Mixed-Membership Stochastic Block-Models for Transactional Data

Speaker: 
Hugh Chipman, Acadia University
Title: 
Mixed-Membership Stochastic Block-Models for Transactional Data
Date/Time: 
Thursday, February 18, 2010 - 2:30pm
Location: 
Jacob Slonim Conference Room (430)
Abstract: 

Transactional network data arise in many fields. Although social network models have been applied to transactional data, these models typically assume binary relations between pairs of nodes. We develop a latent mixed membership model capable of modelling richer forms of transactional data. Estimation and inference are accomplished via a variational EM algorithm. Simulations indicate that the learning algorithm can recover the correct generative model.
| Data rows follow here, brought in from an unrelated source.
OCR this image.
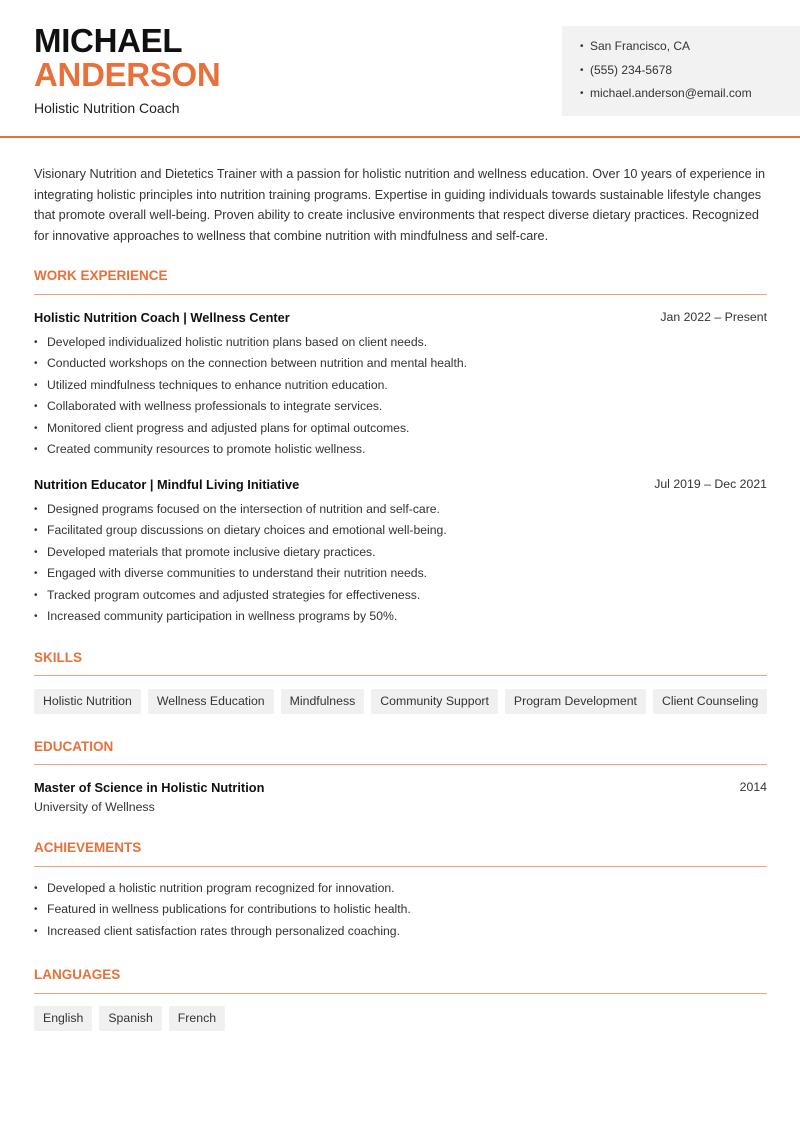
MICHAEL
ANDERSON
Holistic Nutrition Coach
• San Francisco, CA
• (555) 234-5678
• michael.anderson@email.com
Visionary Nutrition and Dietetics Trainer with a passion for holistic nutrition and wellness education. Over 10 years of experience in integrating holistic principles into nutrition training programs. Expertise in guiding individuals towards sustainable lifestyle changes that promote overall well-being. Proven ability to create inclusive environments that respect diverse dietary practices. Recognized for innovative approaches to wellness that combine nutrition with mindfulness and self-care.
WORK EXPERIENCE
Holistic Nutrition Coach | Wellness Center	Jan 2022 – Present
• Developed individualized holistic nutrition plans based on client needs.
• Conducted workshops on the connection between nutrition and mental health.
• Utilized mindfulness techniques to enhance nutrition education.
• Collaborated with wellness professionals to integrate services.
• Monitored client progress and adjusted plans for optimal outcomes.
• Created community resources to promote holistic wellness.
Nutrition Educator | Mindful Living Initiative	Jul 2019 – Dec 2021
• Designed programs focused on the intersection of nutrition and self-care.
• Facilitated group discussions on dietary choices and emotional well-being.
• Developed materials that promote inclusive dietary practices.
• Engaged with diverse communities to understand their nutrition needs.
• Tracked program outcomes and adjusted strategies for effectiveness.
• Increased community participation in wellness programs by 50%.
SKILLS
Holistic Nutrition	Wellness Education	Mindfulness	Community Support	Program Development	Client Counseling
EDUCATION
Master of Science in Holistic Nutrition	2014
University of Wellness
ACHIEVEMENTS
• Developed a holistic nutrition program recognized for innovation.
• Featured in wellness publications for contributions to holistic health.
• Increased client satisfaction rates through personalized coaching.
LANGUAGES
English	Spanish	French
We further present results on a subset of the Enron email dataset. This is joint work with Mahdi Shafiei.

Biography: 

Dr. Hugh Chipman is a Canada Research Chair in Mathematical Modelling at Acadia University, and the director of the Acadia Centre for Mathematical Modelling and Computations. His research focuses on statistical models for extracting information from such large and complex datasets. He completed his PhD studies at the University of Waterloo in 1994, and held a faculty position at the University of Chicago before moving to Acadia. In 2009, he was awarded the CRM-SSC Prize for his outstanding contributions to the application of Bayesian statistical inference for data analysis.

Notes: 

Coffee and cookies will be provided, courtesy of Faculty of Computer Science.